III) Un condamné à mort en attente d’une grâce

1) Un contexte médiatique très réceptif aux problèmes de l’enfance

Le thème de l’enfance malheureuse, souvent lié à celui de l’enfance délinquante est une

préoccupation médiatique majeure pendant cette année 1950. La parution d’un ouvrage

d’Odette Philippon attire l’attention des média sur ce problème, et met en accusation les

dysfonctionnements sociaux dans la croissance de ce phénomène56. Le 10 avril, Le Parisien

libéré titre sur les « 28000 petits Français » passés devant les juges en un an, et réclame :

« Recherchons les vrais responsables. » Les coupables sont clairement désignés par le biais

d’une photo éloquente : on dénonce les taudis, mais aussi l’alcoolisme des parents, et l’on

s’interroge sur les réponses jugées inadaptées du système pénal, qui n’oppose à ses

délinquants en herbe que les tribunaux et les maisons de correction. Mais ce qui va vraiment

mobiliser les journaux, c’est la multiplication des faits divers concernant des « enfants-

martyrs » battus ou tués par leurs parents.

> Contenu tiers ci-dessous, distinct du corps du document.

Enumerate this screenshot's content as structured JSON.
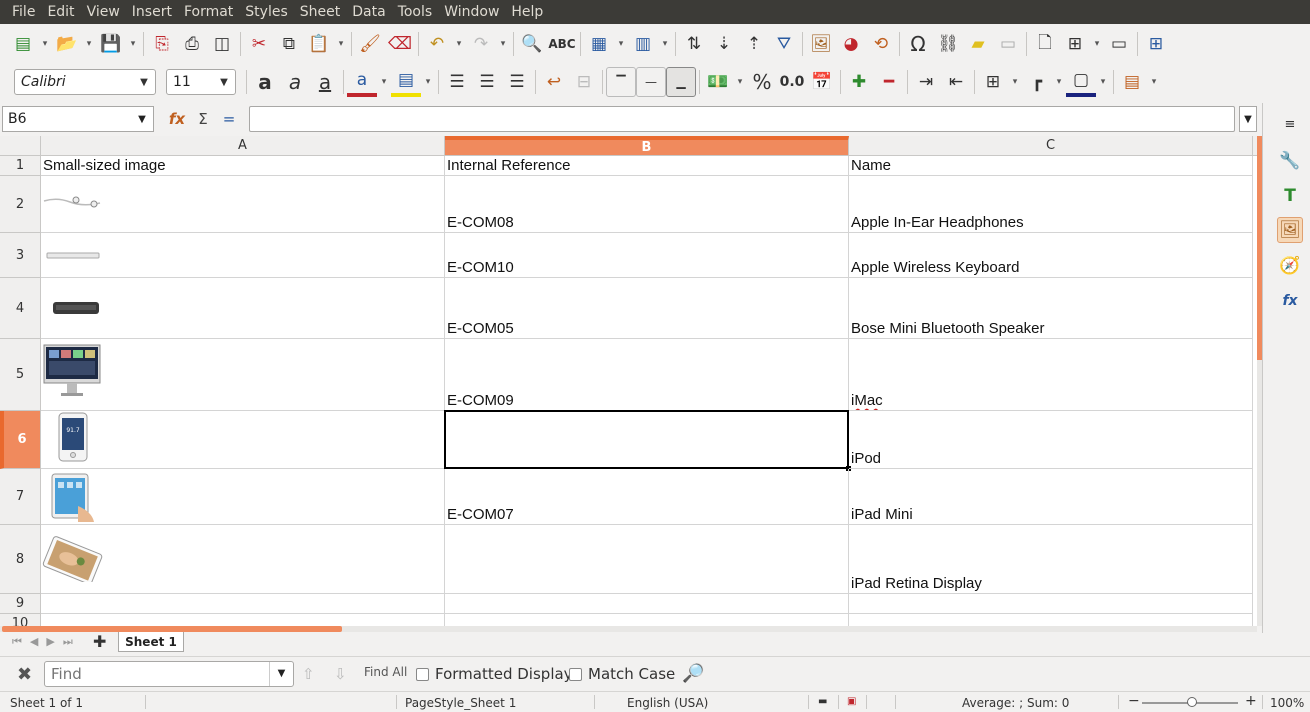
{
  "menu": [
    "File",
    "Edit",
    "View",
    "Insert",
    "Format",
    "Styles",
    "Sheet",
    "Data",
    "Tools",
    "Window",
    "Help"
  ],
  "font": {
    "name": "Calibri",
    "size": "11"
  },
  "namebox": "B6",
  "formula": "",
  "columns": [
    "A",
    "B",
    "C"
  ],
  "headers": {
    "a": "Small-sized image",
    "b": "Internal Reference",
    "c": "Name"
  },
  "rows": [
    {
      "num": "1"
    },
    {
      "num": "2",
      "ref": "E-COM08",
      "name": "Apple In-Ear Headphones"
    },
    {
      "num": "3",
      "ref": "E-COM10",
      "name": "Apple Wireless Keyboard"
    },
    {
      "num": "4",
      "ref": "E-COM05",
      "name": "Bose Mini Bluetooth Speaker"
    },
    {
      "num": "5",
      "ref": "E-COM09",
      "name": "iMac"
    },
    {
      "num": "6",
      "ref": "",
      "name": "iPod"
    },
    {
      "num": "7",
      "ref": "E-COM07",
      "name": "iPad Mini"
    },
    {
      "num": "8",
      "ref": "",
      "name": "iPad Retina Display"
    },
    {
      "num": "9"
    },
    {
      "num": "10"
    }
  ],
  "sheet_tab": "Sheet 1",
  "find": {
    "placeholder": "Find",
    "find_all": "Find All",
    "formatted_display": "Formatted Display",
    "match_case": "Match Case"
  },
  "status": {
    "sheet": "Sheet 1 of 1",
    "page_style": "PageStyle_Sheet 1",
    "language": "English (USA)",
    "summary": "Average: ; Sum: 0",
    "zoom": "100%"
  },
  "colors": {
    "accent": "#f08a5d",
    "menubar": "#3c3b37"
  }
}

Une campagne de presse est ainsi annoncée dans Combat le mercredi 19 avril 1950, à la

suite d’un fait divers particulièrement atroce, un père ayant battu à mort son enfant de 3 ans et

demi, le petit Alain Lavenu, ce dernier étant finalement décédé après une longue agonie. Ce

fait divers qui a ému toute la France vient s’ajouter à une longue série dont l’écho médiatique

ne cesse de grandir, donnant l’impression d’une multiplication de ce type de crimes57. Etant

donné la qualification des faits (coups et blessures ayant entrainé la mort sans intention de la

donner), le père du petit Alain n’encoure « que » les travaux forcés à perpétuité. La

campagne, menée par Julien Blanc, réclame une modification du Code pénal et appelle à « la

mort pour les tueurs d’enfants ». Elle est poursuivie quotidiennement dans les colonnes du

journal sans discontinuer jusqu’au 29 avril58.

Sans préconiser explicitement la peine de mort, Le Parisien Libéré recommande

également au même moment de ne pas avoir de « pitié coupable pour les bourreaux

56 PHILIPPON Odette, La Jeunesse coupable vous accuse. Les causes sociales et familiales de la délinquance juvénile, enquête mondiale, Paris, éd. Sirey, 1950, 276 p. 57 Un tableau les récapitule dans le Figaro du 25 avril pour les deux mois précédents, p. 8.

58 Un conseiller municipal de Paris, M. Suzanne, avait déjà réclamé au préfet de la Seine et au préfet de police d’intervenir auprès du gouvernement pour qu’un texte répressif mette fin au scandale des condamnations légères infligées à des parents meurtriers de leurs enfants (Le Parisien Libéré, 10/04/1950, p. 4). Une proposition de loi déposée au même moment par des députés modérés (M. Schauffer, député de Paris) et supprimant la possibilité du sursis ou des circonstances atténuantes pour les parents maltraitant leurs enfants est jugée dans un premier temps insuffisante par le journaliste.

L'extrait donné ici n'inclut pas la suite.